There are a lot of things that set this '70 Hemi Challenger R/T convertible apart from the crowd. The fact that only nine of them were built for domestic consumption makes it super rare for starters. The color combination--Sublime with a white top, black-out hood, and black R/T stripe package--grabs your attention. The option list includes surprises such as power windows and the seemingly out-of-place rear luggage rack. The Hemi with automatic trans--four of the nine so equipped--was shipped with power steering, but also with manual brakes. That's fine for a drag car, but you wouldn't order a convertible if racing was your plan.
It's a rare and strange musclecar all right, but when you talk to 50-year-old Darrell Fraynd, you might be surprised to hear his take on it, "I could go on about the car's options, but I don't know if that's all that important." He told us that the car, by itself, isn't special. "Yeah, it's rare and valuable, but what makes it special to me are the friends I've made with it, and the time I've spent with my son, Paul."
Darrell got out of the Army in 1970, and wanted an E-Body badly. Unfortunately, the price of the new Challengers and 'Cudas was a bit steep, so he drove a new Road Runner out of the local Plymouth dealership instead. He started looking for a Hemi car in 1977, and didn't find this one until 1982. Six months after placing an ad in Hot Rod Magazine, a man called him and said he had one, it was complete, and it was for sale. During his search, Darrell had run across several other cars, but they were really expensive for the time--"over 10 grand!" Darrell says. Not counting his travel expenses, Darrell picked up the convertible for $7,500. "Of course, I've got a lot more in it than that now."
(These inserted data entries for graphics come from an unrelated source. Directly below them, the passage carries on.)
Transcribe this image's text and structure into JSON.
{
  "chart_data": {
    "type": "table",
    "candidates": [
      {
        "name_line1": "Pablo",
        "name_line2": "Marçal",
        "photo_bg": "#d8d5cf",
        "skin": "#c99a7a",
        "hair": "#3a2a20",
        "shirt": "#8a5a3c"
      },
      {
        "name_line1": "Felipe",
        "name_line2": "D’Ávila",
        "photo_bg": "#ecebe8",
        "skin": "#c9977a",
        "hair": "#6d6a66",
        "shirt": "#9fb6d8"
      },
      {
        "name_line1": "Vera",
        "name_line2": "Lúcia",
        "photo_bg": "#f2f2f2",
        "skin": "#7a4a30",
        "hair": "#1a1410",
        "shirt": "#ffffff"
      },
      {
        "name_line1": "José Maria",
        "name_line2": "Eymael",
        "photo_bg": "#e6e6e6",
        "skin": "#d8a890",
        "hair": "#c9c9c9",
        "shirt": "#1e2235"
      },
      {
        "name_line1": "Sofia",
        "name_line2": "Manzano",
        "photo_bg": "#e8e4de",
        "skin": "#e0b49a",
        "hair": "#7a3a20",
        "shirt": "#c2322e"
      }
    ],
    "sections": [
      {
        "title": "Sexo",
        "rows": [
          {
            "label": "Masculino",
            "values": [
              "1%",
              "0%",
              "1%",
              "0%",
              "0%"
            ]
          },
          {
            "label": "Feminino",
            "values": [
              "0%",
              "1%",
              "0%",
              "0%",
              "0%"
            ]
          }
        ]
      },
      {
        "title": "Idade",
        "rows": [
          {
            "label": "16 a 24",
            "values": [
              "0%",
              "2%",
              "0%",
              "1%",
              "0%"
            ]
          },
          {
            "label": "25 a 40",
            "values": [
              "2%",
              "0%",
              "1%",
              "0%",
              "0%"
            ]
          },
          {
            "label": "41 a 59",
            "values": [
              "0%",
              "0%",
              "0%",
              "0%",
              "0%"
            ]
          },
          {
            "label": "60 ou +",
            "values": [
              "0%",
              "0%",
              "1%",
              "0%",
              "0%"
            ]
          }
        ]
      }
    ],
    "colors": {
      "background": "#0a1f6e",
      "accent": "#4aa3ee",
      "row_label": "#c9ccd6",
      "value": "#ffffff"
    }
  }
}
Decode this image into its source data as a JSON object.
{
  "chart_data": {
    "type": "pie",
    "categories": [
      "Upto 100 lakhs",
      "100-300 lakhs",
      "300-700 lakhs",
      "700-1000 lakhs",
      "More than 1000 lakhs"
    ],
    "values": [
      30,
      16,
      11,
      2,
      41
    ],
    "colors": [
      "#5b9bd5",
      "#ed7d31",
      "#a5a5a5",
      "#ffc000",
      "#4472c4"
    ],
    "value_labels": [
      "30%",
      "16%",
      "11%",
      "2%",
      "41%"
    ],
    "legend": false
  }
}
When he bought the car, it had just been painted a Cadillac metallic blue, and before that it was white. The car was complete, including the numbers-matching engine and trans, but the heads were off the motor, and the front sheetmetal had all been loosened up. The mileage on the car was a scant 44,000. Darrell has traced the history of the car back to 1972, where it was last registered in Columbus, Ohio. It was used by one owner in West Virginia as his daily transportation, including in the winter. Darrell tells the history of the Hemi: "Of the three cars he owned, this is the only one that would start and run in the winter!"
In 1974, it was bought by a man who used it as an eighth-mile drag car. Surprisingly, the engine remained intact, and exceptionally well-taken care of. Better still, the car had never been cut the way most race cars are--just a set of shackles in the back to raise it for added tire clearance! Darrell has timeslips from its racing days, but "they aren't all that remarkable."
Apparently, the deciding factor in the car's retirement was the former owner not wanting to install a rollcage and cut up the interior. The paper trail doesn't go any further back than 1972, but a guy approached Darrell at the '98 'Nats and said he'd seen the car cruising Woodward in 1970. Considering the color combination and the distinctive luggage rack, it probably was this car.
After its purchase, Darrell spent the next several years scrounging for parts before sending it to his good friend Joe Jordan in Wausau, Wisconsin, for a full restoration in 1993. Joe does excellent restoration work, but only works on friends' cars and his own. Originally, Darrell and Joe were going to paint the Challenger Tor Red, but decided to return to the original colors, and like most owners of cars with unusual color combinations, Darrell's glad he did.
"It's important to have the car the way you like it when you have it. I chose to put it back to the way it originally came, but I can understand why someone would want to add something to it to make it the way they want. I just chose to put my cars the way they originally came.
"It would probably take at least another $5,000 to make that car exactly right," Darrell says. Even as recently as 1993, a lot of concours parts weren't being reproduced. But correctly date-coded plug wires aren't too important to him, either. Darrell says, "These cars were meant to be driven." The result? "It's getting some wear on it from driving."
That's just fine with Darrell. "It's not my intention to have a car that I can't ever use. You can't just put these away--you have to take them out and let people see them. That doesn't mean you have to abuse them, but these cars were meant to be driven. We trailered it to Columbus last year for the 'Nats, but we cruised it all over Columbus at night." He let his 16-year-old son, Paul (who he listed on his tech sheet as part-owner of the car) drive it around Columbus. "Take them out and enjoy them," is the Fraynds' credo.
So is the fact that the car is driven what makes it so special? No. Darrell says that what makes this, and any other Mopar special, are "the friends you meet in the hobby, and the time you share with your family. I've watched Joe's kids grow up and graduate...same with a bunch of other friends. Joe and his sons did a lot of the work on it [the car] during the summer, while they were home from college. I've had some, ummm, very interesting offers for the car, but it's not for sale, and won't be because my 16-year-old son enjoys the hobby. I'll pass it on to him."
Family, friends, and Mopars. That combination's a winner whether you're talking about a 1-of-9 Hemi Challenger or a 1-of-90,000 Slant Six Dart.